Como Lionel Messi e Xavi Hernández explicam no vídeo seguinte, a utilização do falso 9 foi uma surpresa para o adversário. E mesmo hoje em dia, ainda o é, sobretudo devido à dificuldade que existe para defender um elemento que cria superioridades com facilidade sobre o meio campo e que é dotado de imensa mobilidade, podendo ocupar qualquer espaço vazio que surja.
Depois de ter atingido o auge com Pep Guardiola no FC Barcelona, a função de falso 9 foi caindo em desuso, tendo sido várias vezes interpretada de forma errónea, sobretudo naquilo que diz respeito ao que é o trabalho em torno da mesma: utilização dos jogadores no contexto certo, ruturas, ocupação racional de espaços, atrações, contramovimentos, ativação de terceiros homens, fugas à marcação individual, entre outros aspetos que estão relacionados com o jogo. Ultimamente, o Liverpool FC de Jürgen Klopp tem sido a equipa que melhor uso tem dado à função de falso 9, o qual é interpretado de forma exemplar pelo brasileiro Roberto Firmino, sendo que este impressiona na ocupação de espaços e na fuga aos centrais adversários.

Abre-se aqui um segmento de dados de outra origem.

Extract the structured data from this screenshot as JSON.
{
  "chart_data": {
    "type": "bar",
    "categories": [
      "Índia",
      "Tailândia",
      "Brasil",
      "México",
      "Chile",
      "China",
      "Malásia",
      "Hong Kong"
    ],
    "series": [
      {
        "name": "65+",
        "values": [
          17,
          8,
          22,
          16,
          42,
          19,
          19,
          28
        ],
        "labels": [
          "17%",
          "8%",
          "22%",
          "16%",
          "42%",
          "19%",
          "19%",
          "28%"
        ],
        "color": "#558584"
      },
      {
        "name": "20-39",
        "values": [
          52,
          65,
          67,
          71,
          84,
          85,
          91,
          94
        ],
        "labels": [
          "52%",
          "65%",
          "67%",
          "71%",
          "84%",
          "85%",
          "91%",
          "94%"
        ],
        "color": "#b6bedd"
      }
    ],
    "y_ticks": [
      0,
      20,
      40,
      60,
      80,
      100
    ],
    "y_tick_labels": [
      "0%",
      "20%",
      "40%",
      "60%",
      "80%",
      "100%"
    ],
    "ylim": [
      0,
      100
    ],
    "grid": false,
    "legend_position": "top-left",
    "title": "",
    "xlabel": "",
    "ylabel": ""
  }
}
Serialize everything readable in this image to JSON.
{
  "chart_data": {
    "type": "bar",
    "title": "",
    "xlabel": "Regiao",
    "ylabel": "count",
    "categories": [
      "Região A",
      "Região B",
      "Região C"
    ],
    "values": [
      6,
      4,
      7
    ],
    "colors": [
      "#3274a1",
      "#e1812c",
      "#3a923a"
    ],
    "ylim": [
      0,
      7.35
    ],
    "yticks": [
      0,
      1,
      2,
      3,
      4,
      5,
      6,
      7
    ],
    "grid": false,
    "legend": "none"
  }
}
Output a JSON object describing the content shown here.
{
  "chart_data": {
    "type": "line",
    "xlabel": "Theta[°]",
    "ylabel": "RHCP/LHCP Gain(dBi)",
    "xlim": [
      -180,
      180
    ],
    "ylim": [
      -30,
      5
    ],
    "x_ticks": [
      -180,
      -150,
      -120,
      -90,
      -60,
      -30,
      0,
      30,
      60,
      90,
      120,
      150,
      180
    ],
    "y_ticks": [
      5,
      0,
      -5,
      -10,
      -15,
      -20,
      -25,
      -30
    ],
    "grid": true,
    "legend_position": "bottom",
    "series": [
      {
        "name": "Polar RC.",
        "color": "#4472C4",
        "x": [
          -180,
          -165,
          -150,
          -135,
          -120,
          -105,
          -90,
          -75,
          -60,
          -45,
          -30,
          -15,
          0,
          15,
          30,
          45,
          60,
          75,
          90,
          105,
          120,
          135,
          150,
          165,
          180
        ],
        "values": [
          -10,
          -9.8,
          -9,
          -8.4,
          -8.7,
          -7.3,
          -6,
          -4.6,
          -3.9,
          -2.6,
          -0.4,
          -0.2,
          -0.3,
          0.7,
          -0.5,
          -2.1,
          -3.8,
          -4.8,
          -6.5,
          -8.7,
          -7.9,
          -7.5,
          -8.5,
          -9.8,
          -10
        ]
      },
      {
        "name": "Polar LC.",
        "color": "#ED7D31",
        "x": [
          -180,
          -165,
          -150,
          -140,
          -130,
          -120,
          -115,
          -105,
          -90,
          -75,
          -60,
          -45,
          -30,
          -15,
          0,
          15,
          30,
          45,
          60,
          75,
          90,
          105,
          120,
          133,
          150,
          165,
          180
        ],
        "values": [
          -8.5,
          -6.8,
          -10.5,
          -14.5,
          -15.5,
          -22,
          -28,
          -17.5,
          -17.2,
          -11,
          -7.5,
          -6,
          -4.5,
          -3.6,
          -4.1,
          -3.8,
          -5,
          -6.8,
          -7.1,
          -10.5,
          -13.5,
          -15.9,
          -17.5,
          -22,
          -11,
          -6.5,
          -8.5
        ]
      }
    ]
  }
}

Luis Enrique foi o técnico que, mais recentemente, usou o falso 9 com bastante sucesso em termos táticos. Durante a campanha espanhola no Campeonato da Europa de 2020, o técnico com passado blaugrana vinha utilizando Álvaro Morata como avançado centro, sendo que o mesmo procurava fixar os centrais adversários e atacar a profundidade para abrir espaço nas costas dos médios adversários. Porém, frente a Itália, tudo mudou. Como tinha observado que Bonucci e Chiellini tinham problemas em lidar com avançados que fugissem para longe da sua marcação, o treinador espanhol colocou Dani Olmo como falso 9, quer para diminuir o impacto defensivo dos centrais, quer para ganhar superioridade e confundir as referências individuais dos médios italianos. E foi isso que aconteceu, como mostra o vídeo seguinte.
A utilização de um falso 9 oferece a uma equipa bastantes benefícios, como são exemplo os seguintes: superioridade sobre o setor intermédio da equipa adversária (4x3 ou 4x2); retirada de referências individuais aos centrais adversários — como que se não estivessem a defender ninguém; atração no corredor central para depois lançar diagonais fora-dentro dos extremos; se querem defender de forma individual, os centrais adversários têm de percorrer muitos metros, chegando muitas vezes atrasados, o que gera bastante desorganização na linha defensiva; o falso 9 é, na maioria das vezes, o homem livre; facilidade em ativar o princípio do terceiro homem através do falso 9; entre outras.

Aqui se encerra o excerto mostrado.